Le cadastre des patrimoines devient une réalité: le fisc saura combien d’argent vous possédez
Que sait le fisc de votre argent et de vos investissements? Beaucoup, voire énormément. «Le cadastre des patrimoines existe déjà de facto à 80 %», explique Michel Maus, professeur de droit fiscal. «Et bientôt, ce sera 100 %.»
Il y a dix ans, un article paru dans les pages du magazine flamand Knack présentait interviewait Paul Huybrechts, alors président de la Fédération flamande des investisseurs. Ce dernier discernait les prémices d’un cadastre des patrimoines.

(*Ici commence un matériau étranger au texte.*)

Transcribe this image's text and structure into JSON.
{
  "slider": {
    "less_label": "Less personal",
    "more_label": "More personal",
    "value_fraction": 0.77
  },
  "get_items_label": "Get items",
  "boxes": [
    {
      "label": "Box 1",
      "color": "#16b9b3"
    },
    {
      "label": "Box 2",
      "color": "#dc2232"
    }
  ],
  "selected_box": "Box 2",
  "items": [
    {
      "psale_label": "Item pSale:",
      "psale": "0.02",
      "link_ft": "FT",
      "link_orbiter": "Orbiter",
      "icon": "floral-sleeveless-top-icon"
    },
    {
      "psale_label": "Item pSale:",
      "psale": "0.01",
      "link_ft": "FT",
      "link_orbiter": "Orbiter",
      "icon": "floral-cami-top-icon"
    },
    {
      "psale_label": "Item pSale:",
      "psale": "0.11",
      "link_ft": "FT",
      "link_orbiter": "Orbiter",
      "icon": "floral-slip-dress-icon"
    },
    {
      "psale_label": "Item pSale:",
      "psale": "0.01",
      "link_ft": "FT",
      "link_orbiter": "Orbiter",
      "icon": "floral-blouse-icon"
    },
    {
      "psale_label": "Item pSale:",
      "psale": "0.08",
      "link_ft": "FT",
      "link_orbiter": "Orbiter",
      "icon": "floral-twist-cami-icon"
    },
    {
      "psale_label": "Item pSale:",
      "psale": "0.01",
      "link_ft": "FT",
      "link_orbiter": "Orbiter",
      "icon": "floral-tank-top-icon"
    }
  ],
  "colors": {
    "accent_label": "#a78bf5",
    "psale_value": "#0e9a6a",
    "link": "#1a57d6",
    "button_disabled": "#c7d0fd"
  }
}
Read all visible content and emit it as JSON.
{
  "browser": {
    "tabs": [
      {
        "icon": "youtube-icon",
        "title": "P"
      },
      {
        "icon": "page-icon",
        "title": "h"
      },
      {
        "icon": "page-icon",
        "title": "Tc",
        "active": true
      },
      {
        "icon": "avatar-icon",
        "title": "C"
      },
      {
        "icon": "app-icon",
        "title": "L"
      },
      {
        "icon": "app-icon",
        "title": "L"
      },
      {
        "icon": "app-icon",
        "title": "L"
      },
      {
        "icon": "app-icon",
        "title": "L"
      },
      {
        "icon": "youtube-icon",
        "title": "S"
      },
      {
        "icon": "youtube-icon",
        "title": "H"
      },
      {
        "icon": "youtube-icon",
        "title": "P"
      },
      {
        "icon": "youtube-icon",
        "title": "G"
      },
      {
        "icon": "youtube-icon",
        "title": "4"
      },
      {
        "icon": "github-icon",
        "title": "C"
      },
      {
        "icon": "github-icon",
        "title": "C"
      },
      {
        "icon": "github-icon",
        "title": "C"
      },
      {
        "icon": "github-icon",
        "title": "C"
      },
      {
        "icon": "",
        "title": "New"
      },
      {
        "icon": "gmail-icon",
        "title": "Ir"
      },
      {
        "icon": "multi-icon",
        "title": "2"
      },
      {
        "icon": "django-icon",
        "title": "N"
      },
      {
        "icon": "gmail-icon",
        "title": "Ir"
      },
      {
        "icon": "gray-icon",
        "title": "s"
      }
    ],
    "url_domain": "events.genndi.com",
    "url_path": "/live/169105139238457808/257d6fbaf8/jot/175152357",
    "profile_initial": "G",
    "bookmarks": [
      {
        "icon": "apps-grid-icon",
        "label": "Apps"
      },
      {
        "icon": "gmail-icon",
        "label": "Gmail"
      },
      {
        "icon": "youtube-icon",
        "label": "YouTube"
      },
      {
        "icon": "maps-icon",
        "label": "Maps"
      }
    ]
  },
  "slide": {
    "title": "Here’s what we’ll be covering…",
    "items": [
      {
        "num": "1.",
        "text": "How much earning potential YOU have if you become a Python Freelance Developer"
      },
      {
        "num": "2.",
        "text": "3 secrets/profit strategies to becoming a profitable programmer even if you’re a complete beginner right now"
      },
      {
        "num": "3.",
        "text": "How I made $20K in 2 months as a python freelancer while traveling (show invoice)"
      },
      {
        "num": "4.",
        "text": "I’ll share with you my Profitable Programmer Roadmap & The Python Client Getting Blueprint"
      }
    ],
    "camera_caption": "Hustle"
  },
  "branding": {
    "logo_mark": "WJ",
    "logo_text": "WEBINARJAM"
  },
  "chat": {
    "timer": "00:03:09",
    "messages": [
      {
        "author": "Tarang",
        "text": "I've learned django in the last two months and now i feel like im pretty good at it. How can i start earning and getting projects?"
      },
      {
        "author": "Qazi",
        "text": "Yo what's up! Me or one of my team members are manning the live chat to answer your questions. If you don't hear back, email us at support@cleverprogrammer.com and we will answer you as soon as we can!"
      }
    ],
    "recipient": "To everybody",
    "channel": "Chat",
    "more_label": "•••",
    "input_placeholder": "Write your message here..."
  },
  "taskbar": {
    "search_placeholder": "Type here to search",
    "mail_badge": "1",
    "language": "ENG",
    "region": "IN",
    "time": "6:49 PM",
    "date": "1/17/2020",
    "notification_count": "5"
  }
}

«À la Banque nationale, on met en place le Point de Contact Central (PCC)», déclarait Paul Huybrechts début 2014, « une base de données dont les médias ont à peine parlé. En 2011, une loi a été adoptée stipulant que le PCC centraliserait toutes les informations sur les comptes et les contrats détenus auprès des banques. L’année dernière, le ministre des Finances, Koen Geens (CD&V), a concrétisé ce projet, et le 1er mai, il devient opérationnel. Dès ce moment, tous les comptes bancaires, contrats de crédit, contrats de gestion de patrimoine et de conseil en investissement seront connus et centralisés à la Banque nationale. L’accès à ces données reste limité: elles ne peuvent être utilisées que pour faciliter la détection de la fraude. C’est, bien sûr, difficilement contestable, mais je vois dans le PCC une préfiguration d’un cadastre des patrimoines.»
Aujourd’hui, nous y sommes. Le PCC contient désormais bien plus que les seuls numéros des comptes bancaires et contrats financiers. Depuis 2022, cette base de données inclut également les soldes des comptes, c’est-à-dire la différence entre les revenus et les dépenses, ainsi que les montants des contrats d’investissement et des assurances-vie. Les institutions financières sont tenues de transmettre ces données deux fois par an, à la fin juin et à la fin décembre. Toutes ces informations sont conservées pendant dix ans.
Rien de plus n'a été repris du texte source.